肠道正在作为调节性和信号器官出现，使饮食衍生的营养素能够执行 基本行动。更好地了解全身脂质代谢的肠道调节已直接 对多种人类代谢病理的影响，包括心血管疾病，脂肪肝和胰岛素 反抗。 Delta-9去饱和酶，stearoyl-COA去饱和酶-1（SCD1），将饱和脂肪酸转化为 单不饱和产物，已被证明可以调节肝脏和皮肤中的脂质酯化。然而， 几乎对SCD1在肠中的作用几乎一无所知，在肠道中，脂质酯化至关重要 最终吸收和分泌到乳糜微粒（CMS）中。为了解决知识的差距，我们产生了 仅在肠上皮细胞（IKO小鼠）中具有靶向缺失的小鼠。值得注意的是，我们发现 IKO动物不仅在肠脂质中显着减少，而且在循环和肝脂质中也有显着降低 水平，特别是在单不饱和脂肪酸的水平。 IKO小鼠的两者也有显着增加 能量消耗和葡萄糖耐受性，伴随着棕色脂肪中的热标记增加 组织和等离子体GLP-1水平增加。出乎意料的是，肠道SCD1缺失提高了血浆和 肝胆汁酸（BAS）和肝素BA外排和伊利尔BA再摄取的标记。支持 这些和其他引人入胜的初步数据，该应用将评估肠道SCD1在 整合源自肠道的代谢信号。

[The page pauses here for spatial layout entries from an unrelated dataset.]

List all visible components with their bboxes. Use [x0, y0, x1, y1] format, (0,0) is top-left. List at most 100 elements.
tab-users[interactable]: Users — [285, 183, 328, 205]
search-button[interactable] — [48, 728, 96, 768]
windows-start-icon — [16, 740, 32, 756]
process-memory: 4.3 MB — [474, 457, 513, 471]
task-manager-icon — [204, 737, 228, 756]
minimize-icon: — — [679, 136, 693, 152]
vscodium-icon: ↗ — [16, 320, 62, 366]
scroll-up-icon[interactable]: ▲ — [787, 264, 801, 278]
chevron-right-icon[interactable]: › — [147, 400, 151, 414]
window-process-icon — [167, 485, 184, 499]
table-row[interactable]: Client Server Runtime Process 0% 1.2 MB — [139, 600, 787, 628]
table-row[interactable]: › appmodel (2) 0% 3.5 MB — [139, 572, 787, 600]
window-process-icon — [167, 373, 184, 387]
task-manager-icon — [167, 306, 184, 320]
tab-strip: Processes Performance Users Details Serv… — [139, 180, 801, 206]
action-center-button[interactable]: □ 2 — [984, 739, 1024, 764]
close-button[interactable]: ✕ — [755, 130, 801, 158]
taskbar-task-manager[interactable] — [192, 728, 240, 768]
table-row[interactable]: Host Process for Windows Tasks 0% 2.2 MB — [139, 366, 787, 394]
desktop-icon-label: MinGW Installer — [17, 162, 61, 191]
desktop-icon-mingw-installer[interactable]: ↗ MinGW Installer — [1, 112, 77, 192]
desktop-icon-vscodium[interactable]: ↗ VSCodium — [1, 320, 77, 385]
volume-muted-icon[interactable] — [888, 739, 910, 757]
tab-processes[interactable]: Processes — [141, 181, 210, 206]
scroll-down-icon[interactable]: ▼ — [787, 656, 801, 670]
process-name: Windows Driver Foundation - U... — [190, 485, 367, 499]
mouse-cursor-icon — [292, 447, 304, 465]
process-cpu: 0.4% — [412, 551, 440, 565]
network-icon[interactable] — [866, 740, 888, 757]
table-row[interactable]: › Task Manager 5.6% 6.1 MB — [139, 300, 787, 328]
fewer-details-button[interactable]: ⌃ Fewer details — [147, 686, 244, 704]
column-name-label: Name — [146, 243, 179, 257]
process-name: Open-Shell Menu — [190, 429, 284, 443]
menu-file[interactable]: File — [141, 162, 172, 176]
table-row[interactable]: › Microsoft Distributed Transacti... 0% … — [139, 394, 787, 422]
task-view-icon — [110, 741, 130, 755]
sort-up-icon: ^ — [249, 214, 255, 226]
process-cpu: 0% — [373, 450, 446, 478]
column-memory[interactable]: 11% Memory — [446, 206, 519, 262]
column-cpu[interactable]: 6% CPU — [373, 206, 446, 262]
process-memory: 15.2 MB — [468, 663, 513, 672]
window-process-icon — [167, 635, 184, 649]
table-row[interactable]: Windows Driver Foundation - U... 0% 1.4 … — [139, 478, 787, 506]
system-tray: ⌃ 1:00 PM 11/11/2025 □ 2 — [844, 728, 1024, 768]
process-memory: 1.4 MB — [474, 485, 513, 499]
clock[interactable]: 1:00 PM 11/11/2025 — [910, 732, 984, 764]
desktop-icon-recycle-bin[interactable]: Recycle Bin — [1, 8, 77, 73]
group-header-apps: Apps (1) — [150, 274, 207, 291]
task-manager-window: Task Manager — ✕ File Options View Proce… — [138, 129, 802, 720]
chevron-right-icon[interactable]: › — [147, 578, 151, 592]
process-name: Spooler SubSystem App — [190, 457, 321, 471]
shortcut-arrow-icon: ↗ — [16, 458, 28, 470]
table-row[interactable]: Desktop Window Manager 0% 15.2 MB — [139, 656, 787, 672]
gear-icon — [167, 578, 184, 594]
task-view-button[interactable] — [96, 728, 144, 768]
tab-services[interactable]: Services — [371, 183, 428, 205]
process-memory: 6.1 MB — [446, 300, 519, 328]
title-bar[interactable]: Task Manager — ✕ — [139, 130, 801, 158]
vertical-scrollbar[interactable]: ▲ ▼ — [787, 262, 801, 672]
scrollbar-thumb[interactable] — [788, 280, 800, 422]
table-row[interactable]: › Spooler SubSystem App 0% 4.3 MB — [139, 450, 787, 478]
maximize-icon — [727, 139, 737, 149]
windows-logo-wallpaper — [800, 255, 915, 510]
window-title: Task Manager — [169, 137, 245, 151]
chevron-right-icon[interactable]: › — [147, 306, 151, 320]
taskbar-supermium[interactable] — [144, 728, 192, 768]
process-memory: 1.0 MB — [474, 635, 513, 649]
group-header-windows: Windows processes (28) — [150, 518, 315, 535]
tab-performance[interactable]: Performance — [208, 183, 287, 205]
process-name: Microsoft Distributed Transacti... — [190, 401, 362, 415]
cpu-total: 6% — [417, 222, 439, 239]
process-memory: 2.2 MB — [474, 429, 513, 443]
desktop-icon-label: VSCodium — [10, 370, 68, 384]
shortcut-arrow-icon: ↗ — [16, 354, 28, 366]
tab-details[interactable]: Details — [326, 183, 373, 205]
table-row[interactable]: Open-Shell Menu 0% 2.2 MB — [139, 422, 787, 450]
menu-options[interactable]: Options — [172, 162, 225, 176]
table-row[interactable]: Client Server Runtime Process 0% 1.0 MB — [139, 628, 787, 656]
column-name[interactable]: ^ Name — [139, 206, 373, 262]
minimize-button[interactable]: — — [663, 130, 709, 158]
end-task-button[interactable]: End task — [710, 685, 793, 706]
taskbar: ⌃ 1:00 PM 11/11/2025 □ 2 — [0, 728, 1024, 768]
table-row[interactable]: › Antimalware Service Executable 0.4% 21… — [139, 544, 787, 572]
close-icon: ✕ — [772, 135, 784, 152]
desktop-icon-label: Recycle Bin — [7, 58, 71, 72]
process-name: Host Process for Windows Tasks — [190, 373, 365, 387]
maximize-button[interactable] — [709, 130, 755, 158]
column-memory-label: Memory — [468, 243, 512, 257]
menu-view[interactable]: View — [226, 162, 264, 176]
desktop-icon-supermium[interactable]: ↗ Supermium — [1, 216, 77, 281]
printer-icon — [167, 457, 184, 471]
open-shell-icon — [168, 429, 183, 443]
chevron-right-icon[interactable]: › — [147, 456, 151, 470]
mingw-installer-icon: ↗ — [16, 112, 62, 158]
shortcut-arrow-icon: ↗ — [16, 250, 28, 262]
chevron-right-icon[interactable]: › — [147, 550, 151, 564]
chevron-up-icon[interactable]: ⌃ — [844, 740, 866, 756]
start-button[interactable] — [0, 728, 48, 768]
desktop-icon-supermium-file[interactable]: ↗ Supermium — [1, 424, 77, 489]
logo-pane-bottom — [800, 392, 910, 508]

该应用的中心假设是肠道 SCD1通过改变分泌的脂质含量和成分，TGR5信号传导来调节代谢健康 和肠道和肠肝的代谢。该假设将由我们的两个相关的测试，但 独立的特定目的。在AIM 1中，我们将测试肠道SCD1抑制与能量平衡的相关性 在高热量和高脂饮食的背景下。我们还将评估TGR5在 介导了IKO小鼠的改善代谢表型。在AIM 2中，我们将评估SCD1衍生的角色 在调节肝BA外排和肠道BA再摄取中的MUFA。我们还将利用a） 肠道BA再摄取，b）肠道限制的FXR激动剂，c）饮食中恢复肝和等离子体 IKO小鼠的BA水平。